Implementation and comparison of three architectures for gesture recognition

  • Authors:
  • A. Corradini;H.-M. Gross

  • Affiliations:
  • Dept. of Neuroinf., Tech. Hochschule Ilmenau, Germany;-

  • Venue:
  • ICASSP '00 Proceedings of the Acoustics, Speech, and Signal Processing, 2000. on IEEE International Conference - Volume 04
  • Year:
  • 2000

Quantified Score

Hi-index 0.00

Visualization

Abstract

Several systems for automatic gesture recognition have been developed using different strategies and approaches. In these systems the recognition engine is mainly based on three algorithms: dynamic pattern matching, statistical classification, and neural networks (NN). In this paper three architectures for the recognition of dynamic gestures using the above mentioned techniques or a hybrid combination of them are presented and compared. For all architectures a common preprocessor receives as input a sequence of color images, and produces as output a sequence of feature vectors of continuous parameters. The first two systems are hybrid architectures consisting of a combination of neural networks and hidden Markov models (HMM). NNs are used for the classification of single feature vectors while HMMs for the modeling of sequences of them with the aim to exploit the properties of both these tools. More precisely, in the first system a Kohonen feature map (SOM) clusters the input space. Further, each code-book is transformed into a symbol from a discrete alphabet and fed into a discrete HMM for classification.
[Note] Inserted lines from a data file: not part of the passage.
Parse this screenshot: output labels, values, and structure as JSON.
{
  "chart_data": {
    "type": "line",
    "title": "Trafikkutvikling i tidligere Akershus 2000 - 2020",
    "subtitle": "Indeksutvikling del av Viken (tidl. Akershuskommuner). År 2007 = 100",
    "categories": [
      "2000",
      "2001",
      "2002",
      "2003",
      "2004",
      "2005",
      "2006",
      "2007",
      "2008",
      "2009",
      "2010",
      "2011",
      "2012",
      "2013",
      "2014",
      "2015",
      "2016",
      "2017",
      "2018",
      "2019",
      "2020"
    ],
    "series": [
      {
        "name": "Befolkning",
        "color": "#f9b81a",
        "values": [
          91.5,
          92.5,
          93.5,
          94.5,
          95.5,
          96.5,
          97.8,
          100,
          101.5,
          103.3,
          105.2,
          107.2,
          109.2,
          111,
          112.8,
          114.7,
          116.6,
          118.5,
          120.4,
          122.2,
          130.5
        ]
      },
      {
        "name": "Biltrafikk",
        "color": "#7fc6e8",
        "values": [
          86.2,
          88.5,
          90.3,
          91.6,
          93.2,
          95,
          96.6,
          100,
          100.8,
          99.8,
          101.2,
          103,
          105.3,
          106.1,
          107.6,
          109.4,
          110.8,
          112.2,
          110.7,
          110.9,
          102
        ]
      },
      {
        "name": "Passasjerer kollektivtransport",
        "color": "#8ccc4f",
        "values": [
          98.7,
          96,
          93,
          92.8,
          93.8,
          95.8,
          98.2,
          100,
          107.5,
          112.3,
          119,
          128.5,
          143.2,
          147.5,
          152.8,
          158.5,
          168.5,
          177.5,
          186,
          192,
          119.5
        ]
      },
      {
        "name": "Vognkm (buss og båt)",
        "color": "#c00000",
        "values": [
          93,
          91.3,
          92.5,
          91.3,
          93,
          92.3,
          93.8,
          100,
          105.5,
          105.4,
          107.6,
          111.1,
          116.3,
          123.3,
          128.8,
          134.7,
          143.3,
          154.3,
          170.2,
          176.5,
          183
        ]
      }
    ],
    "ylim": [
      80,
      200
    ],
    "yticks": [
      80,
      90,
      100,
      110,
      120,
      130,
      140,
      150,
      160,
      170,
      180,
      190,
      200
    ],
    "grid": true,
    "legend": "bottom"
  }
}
In the second approach a radial basis function (RBF) network is directly used to compute the HMM state observation probabilities. In the last system only dynamic programming techniques are employed. An input sequence of feature vectors is matched by some predefined templates by using the dynamic time warping (DTW) algorithm. Preliminary experiments with our baseline systems achieved a recognition accuracy up to 92%. All systems use input from a monocular color video camera, are user-independent but so far, they are not yet real-time.